The UK has a number of core innovation assets driving its success. As highlighted during our event by Priya Guha MBE, Partner at Merian Ventures, these include strengths in “talent, amazing companies in cutting-edge technologies, and capabilities at a research and funding level.” That has given investors the confidence to put their capital into UK tech, with $21.3 billion raised by startups here in most recent figures – more than double that of France and Germany.
Those assets and the investment into them have manifested in significant scale – including what Daniel Doll-Steinberg, co-founder of venture investment platform EdenBase, described as “the world’s most advanced AI company [DeepMind, now part of Google] and quantum computing company [Cambridge Quantum, now part of Quantinuum]” – both founded in the UK before being acquired in the US.

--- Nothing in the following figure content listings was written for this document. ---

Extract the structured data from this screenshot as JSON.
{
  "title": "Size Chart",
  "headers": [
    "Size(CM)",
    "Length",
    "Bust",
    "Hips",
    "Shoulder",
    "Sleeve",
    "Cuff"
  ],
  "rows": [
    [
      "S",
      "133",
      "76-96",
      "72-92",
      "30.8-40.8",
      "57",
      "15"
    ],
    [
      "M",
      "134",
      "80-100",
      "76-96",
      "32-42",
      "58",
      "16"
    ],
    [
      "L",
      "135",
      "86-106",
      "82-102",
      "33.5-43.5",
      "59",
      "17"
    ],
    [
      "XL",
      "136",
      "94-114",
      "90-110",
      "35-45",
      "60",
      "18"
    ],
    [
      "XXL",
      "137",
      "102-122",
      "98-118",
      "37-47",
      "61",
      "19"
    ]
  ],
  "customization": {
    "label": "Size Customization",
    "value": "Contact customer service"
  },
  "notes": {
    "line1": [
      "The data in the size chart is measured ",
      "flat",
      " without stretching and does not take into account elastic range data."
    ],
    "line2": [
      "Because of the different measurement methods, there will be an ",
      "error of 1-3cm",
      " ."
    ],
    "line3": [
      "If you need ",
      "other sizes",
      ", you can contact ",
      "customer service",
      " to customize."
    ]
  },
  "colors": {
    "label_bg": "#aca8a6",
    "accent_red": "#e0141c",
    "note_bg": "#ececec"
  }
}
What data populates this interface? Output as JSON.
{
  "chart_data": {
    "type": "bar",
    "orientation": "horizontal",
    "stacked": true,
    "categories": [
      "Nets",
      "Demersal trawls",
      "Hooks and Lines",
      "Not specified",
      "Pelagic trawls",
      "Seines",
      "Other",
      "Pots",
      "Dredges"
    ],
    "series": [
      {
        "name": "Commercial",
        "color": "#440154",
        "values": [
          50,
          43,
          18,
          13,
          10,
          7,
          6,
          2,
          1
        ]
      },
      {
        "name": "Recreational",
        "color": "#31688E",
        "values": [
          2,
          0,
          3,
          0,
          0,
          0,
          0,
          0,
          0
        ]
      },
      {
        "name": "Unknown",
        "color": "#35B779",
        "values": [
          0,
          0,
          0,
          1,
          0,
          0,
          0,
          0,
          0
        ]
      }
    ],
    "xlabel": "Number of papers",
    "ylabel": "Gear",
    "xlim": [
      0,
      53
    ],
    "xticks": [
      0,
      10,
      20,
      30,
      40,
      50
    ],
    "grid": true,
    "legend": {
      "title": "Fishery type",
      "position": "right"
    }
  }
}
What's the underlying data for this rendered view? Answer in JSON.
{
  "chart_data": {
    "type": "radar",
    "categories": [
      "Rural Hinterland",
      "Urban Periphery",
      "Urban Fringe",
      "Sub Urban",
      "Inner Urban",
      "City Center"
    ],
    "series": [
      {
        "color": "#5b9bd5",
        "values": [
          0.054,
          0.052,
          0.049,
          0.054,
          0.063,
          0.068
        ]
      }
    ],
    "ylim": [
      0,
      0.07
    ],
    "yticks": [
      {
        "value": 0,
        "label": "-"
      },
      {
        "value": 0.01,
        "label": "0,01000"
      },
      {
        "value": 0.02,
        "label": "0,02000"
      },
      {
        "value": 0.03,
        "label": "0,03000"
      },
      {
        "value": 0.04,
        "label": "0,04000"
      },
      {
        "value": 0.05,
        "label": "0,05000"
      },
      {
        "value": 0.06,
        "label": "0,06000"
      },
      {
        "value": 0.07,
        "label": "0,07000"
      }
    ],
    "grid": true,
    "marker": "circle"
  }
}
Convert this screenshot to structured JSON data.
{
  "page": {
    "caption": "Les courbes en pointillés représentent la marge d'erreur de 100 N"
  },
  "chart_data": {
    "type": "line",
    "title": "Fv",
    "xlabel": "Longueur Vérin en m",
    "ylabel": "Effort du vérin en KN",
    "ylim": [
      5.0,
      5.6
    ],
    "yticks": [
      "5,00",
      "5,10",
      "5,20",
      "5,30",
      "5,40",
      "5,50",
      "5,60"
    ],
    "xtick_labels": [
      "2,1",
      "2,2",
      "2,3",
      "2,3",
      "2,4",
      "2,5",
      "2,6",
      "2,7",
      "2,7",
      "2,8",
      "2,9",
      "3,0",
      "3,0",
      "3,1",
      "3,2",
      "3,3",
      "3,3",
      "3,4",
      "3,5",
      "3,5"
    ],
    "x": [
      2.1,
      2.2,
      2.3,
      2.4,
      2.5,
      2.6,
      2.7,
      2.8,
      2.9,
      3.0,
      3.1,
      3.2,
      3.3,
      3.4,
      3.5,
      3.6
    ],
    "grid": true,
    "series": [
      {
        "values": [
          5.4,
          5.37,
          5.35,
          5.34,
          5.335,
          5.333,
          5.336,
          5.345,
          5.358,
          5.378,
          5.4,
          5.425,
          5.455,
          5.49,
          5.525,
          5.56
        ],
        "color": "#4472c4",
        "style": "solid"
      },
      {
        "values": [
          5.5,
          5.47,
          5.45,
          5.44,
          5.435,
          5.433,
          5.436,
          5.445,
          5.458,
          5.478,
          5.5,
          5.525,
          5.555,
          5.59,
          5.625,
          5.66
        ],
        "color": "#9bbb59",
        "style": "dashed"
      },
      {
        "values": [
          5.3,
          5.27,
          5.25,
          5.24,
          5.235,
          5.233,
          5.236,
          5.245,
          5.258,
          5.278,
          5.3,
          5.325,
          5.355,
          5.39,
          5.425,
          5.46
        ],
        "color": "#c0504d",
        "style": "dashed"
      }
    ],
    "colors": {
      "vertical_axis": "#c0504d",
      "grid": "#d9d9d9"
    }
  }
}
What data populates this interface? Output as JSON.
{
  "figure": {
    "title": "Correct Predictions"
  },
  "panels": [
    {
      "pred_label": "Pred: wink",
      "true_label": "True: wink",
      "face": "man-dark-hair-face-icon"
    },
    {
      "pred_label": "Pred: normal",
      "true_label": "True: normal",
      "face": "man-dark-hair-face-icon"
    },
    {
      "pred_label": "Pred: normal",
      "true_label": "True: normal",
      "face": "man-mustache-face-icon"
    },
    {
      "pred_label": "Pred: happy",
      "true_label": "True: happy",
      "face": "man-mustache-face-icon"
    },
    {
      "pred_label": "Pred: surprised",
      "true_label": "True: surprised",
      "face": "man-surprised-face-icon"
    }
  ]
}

These two success stories are representative of an extraordinarily fast-growing technology sector, which includes 168 unicorns – with eight UK cities home to multiple: Bristol, Cambridge, Edinburgh, Leeds, London, Manchester, Nottingham, and Oxford.
Beyond AI, the UK ranks second globally to the USA in quantum technologies, with more than 160 companies active in the sector contributing £1.7 billion in GVA to the UK economy – demonstrating the depth of our innovation ecosystem and real potential for entrepreneurs in the space to become world leaders.